François Auque en partie opposé
Le patron des activités spatiales (ex-Astrium), François Auque, est opposé en partie à cette opération. Il considère que la construction de satellites donne un avantage stratégique au groupe dans les services et la défense... Pas question donc de lâcher cette activité. En revanche, il n'est pas opposé à l'acquisition d'Eutelsat en vue de renforcer les activités de services, qui ont été développées et boostées par Eric Béranger et de mettre la main sur une société très, très lucrative. Mais si Airbus Group entre dans le capital d'Eutelsat, il est fort probable que les autres opérateurs concurrents ne fassent plus appel à Airbus Space Systems.

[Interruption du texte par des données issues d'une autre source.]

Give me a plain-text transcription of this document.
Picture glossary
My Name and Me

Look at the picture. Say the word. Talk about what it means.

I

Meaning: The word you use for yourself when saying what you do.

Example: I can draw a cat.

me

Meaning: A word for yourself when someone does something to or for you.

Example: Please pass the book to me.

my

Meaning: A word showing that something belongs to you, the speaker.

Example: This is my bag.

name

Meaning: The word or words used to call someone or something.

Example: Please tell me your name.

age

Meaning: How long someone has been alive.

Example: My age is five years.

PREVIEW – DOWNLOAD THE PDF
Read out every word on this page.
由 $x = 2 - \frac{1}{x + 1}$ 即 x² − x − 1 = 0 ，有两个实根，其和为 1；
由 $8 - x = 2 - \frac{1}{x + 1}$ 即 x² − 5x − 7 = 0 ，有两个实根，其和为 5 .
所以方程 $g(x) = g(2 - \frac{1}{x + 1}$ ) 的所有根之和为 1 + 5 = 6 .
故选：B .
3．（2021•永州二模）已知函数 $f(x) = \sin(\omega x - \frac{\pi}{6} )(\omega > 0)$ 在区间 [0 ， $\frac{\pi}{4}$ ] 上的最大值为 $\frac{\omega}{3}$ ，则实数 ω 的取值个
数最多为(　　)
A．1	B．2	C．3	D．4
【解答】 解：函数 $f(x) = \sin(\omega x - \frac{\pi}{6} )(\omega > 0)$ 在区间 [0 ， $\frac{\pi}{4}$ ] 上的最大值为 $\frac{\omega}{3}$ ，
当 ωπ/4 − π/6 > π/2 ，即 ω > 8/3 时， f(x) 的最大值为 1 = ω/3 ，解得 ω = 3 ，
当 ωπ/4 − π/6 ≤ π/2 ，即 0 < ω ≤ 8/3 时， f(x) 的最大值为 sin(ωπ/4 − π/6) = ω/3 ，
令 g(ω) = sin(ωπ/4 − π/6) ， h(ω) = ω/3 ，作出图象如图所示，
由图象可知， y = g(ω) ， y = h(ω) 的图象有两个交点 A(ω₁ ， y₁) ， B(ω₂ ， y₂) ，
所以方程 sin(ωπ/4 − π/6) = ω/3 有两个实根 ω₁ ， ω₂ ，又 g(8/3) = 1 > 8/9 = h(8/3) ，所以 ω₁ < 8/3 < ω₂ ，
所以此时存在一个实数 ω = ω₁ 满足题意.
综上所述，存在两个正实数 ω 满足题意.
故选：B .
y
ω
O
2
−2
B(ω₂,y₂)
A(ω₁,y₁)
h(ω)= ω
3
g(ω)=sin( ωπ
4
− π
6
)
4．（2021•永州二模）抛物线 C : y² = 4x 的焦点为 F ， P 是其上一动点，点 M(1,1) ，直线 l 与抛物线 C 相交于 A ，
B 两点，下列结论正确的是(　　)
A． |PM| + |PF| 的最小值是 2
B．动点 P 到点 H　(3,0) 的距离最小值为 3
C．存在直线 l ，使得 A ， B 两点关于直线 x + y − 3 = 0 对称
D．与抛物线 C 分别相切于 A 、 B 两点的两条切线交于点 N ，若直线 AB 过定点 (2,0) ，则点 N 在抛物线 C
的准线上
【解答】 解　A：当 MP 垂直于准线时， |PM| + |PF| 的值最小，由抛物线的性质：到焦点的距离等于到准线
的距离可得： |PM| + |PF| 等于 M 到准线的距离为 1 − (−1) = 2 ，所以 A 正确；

Une réflexion s'engage alors au sein du groupe. Une discussion animée à laquelle le tout nouveau président du conseil d'administration, Denis Ranque, participe aussi activement conformément à ses prérogatives. Il est opposé à la cohabitation dans le groupe entre Eutelsat et un constructeur de satellites et retoque le projet de François Auque. Finalement de vendeur, Airbus Group passe à une position d'acheteur des activités de satellites. Ce qui pourrait alors renforcer la profitabilité des activités de fabrication de satellites au sein du groupe et éviter une guerre des prix meurtrière pour les marges des deux constructeurs de satellites, estime-t-on au sein du groupe.
Eutelsat opposé à l'opération
Jean-Bernard Lévy rencontrera séparément en septembre Tom Enders et Marwan Lahoud, qui lui diront... qu'il n'y a pas de projet. "On touche à rien", expliquent-ils au PDG de Thales. Ce qui n'est pas tout à fait vrai. De toute façon, Thales Alenia Space, la filiale spatiale du groupe d'électronique, a rouvert une nouvelle fois ce dossier mais l'a rapidement refermé. Et Eutelsat ? Lui aussi mis dans la confidence à la suite de fuites, l'opérateur européen de satellites est vent debout contre cette opération. D'autant qu'il connait l'opposition de François Auque à lâcher la construction de satellites. Pas question pour lui de se lier les mains dans un groupe qui gèrerait une flotte de satellites et leur fabrication. "Ce sont deux métiers différents", explique-t-on au sein du groupe européen.
A minima, certains ont même poussé un échange d'actifs entre les deux groupes, à l'un les télécoms, à l'autre l'observation. "C'est un schéma qui ne tient pas la route", assurent plusieurs sources à La Tribune. Début 2013, le patron de TAS Jean-Loïc Galle avait proposé que "chacun se spécialise sur certaines briques", ou travaille sur des briques communes. "La France ne peut pas se permettre de disperser ses fonds entre deux sociétés qui font exactement la même chose", avait-il alors estimé. Le patron d'Astrium, François Auque, avait rapidement fermé la porte en début d'année 2013, une porte qui s'est pourtant rouverte l'été dernier... et pourquoi pas en 2014.